ところが、解き方そのものは分かっています。
そこで途中式をよく見てみると、原因が見えてきました。
その子は計算をできるだけ早く終わらせようとして、
一つの式の中で、約分と掛け算を一気に頭の中で処理していたのです。
そこで、
「ちょっと待って。計算できないんじゃないよ。
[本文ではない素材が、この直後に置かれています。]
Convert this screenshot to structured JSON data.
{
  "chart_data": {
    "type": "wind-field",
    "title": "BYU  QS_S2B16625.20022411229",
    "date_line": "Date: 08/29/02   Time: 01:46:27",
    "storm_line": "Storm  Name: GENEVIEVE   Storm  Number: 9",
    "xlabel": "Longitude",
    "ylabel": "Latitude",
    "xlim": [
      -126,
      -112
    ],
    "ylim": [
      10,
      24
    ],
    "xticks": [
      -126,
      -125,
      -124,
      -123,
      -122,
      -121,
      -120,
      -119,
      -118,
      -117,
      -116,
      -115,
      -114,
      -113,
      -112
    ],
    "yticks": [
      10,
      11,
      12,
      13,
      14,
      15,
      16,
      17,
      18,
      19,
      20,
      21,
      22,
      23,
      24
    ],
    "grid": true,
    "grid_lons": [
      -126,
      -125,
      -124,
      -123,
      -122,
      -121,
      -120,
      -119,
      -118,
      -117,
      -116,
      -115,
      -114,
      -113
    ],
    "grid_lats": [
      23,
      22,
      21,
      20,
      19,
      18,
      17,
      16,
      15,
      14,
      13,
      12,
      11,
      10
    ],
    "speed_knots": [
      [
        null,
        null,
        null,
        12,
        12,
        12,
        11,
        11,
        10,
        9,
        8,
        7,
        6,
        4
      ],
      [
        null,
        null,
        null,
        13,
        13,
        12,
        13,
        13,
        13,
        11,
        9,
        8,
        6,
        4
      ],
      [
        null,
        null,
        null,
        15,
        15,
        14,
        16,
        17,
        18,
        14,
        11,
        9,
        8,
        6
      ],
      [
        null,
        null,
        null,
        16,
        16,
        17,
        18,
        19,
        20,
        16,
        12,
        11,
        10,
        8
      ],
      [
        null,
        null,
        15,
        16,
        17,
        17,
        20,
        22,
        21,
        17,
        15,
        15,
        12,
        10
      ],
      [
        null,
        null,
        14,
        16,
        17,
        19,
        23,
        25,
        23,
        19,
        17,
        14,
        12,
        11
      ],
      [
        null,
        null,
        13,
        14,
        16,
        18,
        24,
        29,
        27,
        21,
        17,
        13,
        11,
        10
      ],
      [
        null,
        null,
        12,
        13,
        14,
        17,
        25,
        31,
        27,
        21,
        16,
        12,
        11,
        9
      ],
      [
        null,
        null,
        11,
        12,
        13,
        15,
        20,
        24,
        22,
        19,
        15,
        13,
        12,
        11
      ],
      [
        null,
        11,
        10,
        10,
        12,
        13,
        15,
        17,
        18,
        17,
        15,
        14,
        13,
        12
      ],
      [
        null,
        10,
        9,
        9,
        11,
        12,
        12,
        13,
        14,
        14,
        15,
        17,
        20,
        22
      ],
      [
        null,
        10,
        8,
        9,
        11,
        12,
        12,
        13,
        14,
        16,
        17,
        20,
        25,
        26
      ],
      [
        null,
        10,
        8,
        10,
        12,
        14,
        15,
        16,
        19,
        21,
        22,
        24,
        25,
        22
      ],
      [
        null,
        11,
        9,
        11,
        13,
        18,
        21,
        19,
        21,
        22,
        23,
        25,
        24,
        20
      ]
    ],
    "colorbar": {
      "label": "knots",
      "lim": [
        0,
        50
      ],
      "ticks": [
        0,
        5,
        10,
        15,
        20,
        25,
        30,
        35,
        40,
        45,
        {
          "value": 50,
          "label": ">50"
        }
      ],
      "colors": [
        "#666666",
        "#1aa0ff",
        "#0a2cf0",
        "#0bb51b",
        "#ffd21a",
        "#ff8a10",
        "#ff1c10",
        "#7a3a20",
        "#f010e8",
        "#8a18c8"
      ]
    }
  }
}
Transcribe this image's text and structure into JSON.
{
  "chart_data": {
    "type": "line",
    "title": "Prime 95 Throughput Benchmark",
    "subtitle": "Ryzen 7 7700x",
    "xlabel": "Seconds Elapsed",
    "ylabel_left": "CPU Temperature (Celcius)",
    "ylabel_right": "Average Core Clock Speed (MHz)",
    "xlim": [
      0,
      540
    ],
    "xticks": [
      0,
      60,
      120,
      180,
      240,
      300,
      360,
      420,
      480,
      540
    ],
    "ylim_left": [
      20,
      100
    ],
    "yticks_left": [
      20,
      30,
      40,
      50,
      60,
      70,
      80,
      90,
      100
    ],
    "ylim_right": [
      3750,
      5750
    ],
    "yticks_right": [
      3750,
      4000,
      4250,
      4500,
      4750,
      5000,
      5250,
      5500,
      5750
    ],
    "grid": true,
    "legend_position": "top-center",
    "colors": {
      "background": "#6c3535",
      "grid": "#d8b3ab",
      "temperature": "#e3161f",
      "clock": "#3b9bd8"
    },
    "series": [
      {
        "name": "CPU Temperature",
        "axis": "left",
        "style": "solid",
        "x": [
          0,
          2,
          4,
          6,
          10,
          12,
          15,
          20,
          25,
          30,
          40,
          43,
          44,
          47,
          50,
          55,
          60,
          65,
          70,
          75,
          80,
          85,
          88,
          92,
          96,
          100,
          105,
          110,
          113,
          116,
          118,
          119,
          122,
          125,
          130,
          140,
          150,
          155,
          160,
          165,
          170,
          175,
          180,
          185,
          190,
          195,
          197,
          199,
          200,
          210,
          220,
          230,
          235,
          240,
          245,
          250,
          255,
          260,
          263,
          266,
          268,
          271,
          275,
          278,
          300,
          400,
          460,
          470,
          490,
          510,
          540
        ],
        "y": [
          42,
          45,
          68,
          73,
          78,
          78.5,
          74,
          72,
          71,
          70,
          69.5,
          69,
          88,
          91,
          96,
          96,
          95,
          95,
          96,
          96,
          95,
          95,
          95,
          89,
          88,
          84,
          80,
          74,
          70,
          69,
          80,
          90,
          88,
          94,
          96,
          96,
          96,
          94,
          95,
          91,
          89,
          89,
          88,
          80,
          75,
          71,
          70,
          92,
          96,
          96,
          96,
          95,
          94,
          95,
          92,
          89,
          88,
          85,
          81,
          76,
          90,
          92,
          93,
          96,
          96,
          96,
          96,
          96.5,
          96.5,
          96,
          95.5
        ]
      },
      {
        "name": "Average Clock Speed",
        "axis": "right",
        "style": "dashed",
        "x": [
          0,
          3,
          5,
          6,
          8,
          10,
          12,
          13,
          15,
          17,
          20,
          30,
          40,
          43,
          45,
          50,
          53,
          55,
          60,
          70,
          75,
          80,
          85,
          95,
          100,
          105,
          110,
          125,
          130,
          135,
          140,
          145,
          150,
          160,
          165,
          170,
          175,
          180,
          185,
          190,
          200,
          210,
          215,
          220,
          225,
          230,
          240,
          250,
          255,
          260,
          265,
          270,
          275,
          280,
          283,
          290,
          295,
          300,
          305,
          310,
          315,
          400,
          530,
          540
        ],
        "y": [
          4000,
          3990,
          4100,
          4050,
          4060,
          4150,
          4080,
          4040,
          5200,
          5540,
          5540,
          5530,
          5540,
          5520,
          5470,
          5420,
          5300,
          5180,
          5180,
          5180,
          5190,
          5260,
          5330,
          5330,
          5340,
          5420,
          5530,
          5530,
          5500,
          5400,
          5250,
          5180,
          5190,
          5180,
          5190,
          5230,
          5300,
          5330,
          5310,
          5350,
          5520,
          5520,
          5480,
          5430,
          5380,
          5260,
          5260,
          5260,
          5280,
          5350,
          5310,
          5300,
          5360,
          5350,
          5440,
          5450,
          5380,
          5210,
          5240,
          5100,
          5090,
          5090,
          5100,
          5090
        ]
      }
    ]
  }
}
やることを一度にやりすぎているんだ」
と話しました。
そして、
① 約分する
② 約分した数字を書く
③ そのあと掛ける
と、計算を三つに分けてもらいました。
すると、その後の問題ではミスがかなり減りました。
本人も、
「これなら間違えにくい」
と気づいたようでした。
こういうとき、私は大事なのは、
「もっと気をつけること」ではなく、「間違えにくいやり方に変えること」
だと思っています。
そして、こうした小さなクセは、答えだけを見ていたのではなかなか分かりません。
どこで、どう考えて、どう計算しているかを見る。
そこまで見て、初めて直せることがあります。

小6の今、なぜ計算力を大切にするのか
小学6年生の算数は、もうすぐ中学数学につながっていきます。
中学生になると、
正負の数、文字式、方程式、比例・反比例、関数……
と、扱う内容は一気に増えていきます。
そのとき、
考え方は分かっているのに計算で崩れる
という状態だと、本当にもったいないのです。
逆に、小学生のうちに、
- 途中式を書く
- 計算の順番をそろえる
- 自分のミスの傾向を知る
- 見直しの仕方を身につける
という習慣ができていると、中学に入ってから非常に強くなります。
私は、小6の計算練習を、
「小学校の計算を仕上げるためだけの練習」
とは考えていません。
中学数学を伸ばすための準備
だと考えています。
計算の仕方を変えるだけで、大きく変わる子がいます
これまでにも、
考え方はしっかりしているのに、計算ミスで毎回10点、15点と失ってしまう子がいました。
こういう場合、難しい問題をたくさん解かせるより、
まず計算の仕方を一緒に見直します。
途中式の書き方。
数字の並べ方。
どこまで暗算してよいか。
見直すポイント。
そして、短い時間でもいいので、正しいやり方で繰り返す。
これを続けていくと、
少しずつミスが減ってきます。
すると子ども自身も、
「前より間違えなくなった」
「計算、ちょっと得意かも」
と感じ始めます。
私は、この感覚がとても大事だと思っています。
計算に対する苦手意識がなくなると、その先の文章題や中学数学にも入りやすくなります。
ご家庭では「もっと気をつけなさい」より、こちらを
テストで計算ミスがあると、どうしても、
「ちゃんと見直したの?」
「もっと気をつければできたでしょう」
と言いたくなります。
もちろん、その気持ちはよく分かります。
ただ、もし声をかけるなら、
「どこで間違えたんだろうね?」
と、一緒に原因を探してあげてください。

「また間違えた」ではなく、
「次はどうしたら間違えにくくなるかな」
と考える。
それだけでも、子どもの受け止め方はかなり変わります。
そして、
「何度言っても直らない」
「どこを直せばいいのか分からない」
というところは、こちらで見ます。
そこは塾で一緒に直していきますので、ご家庭で全部抱えていただかなくて大丈夫です。
小学校卒業までに、できるだけ良い状態で中学へ送り出したい
小6の残り半年は、私にとっては、
単に小学校の勉強を終わらせる期間ではありません。
中学に入ったときに、
「数学、意外といけるかも」
と思える状態を作っておく期間でもあります。
計算力。
文章を読む力。
考えたことを式にする力。
分からないときに、どこまで戻ればいいかを考える力。
こうしたものを一つずつ整えて、中学校へ送り出したいと思っています。
まだ半年あります。
今の段階で計算ミスがあっても、心配しすぎる必要はありません。
ただし、
「そのうち直るだろう」と放っておかない。
ここは大切です。
子どもたちの計算の様子をよく見ながら、
一人ひとりの「間違えやすい原因」を見つけ、
小学生のうちに直せるところは、できるだけ直していきます。
そして中学校では、
計算で苦労するのではなく、
その先の「考える数学」に力を使えるようにする。

そこまで見据えて、これからも指導していきたいと思っています。
10月も、一人ひとりの様子をよく見ながら進めてまいります。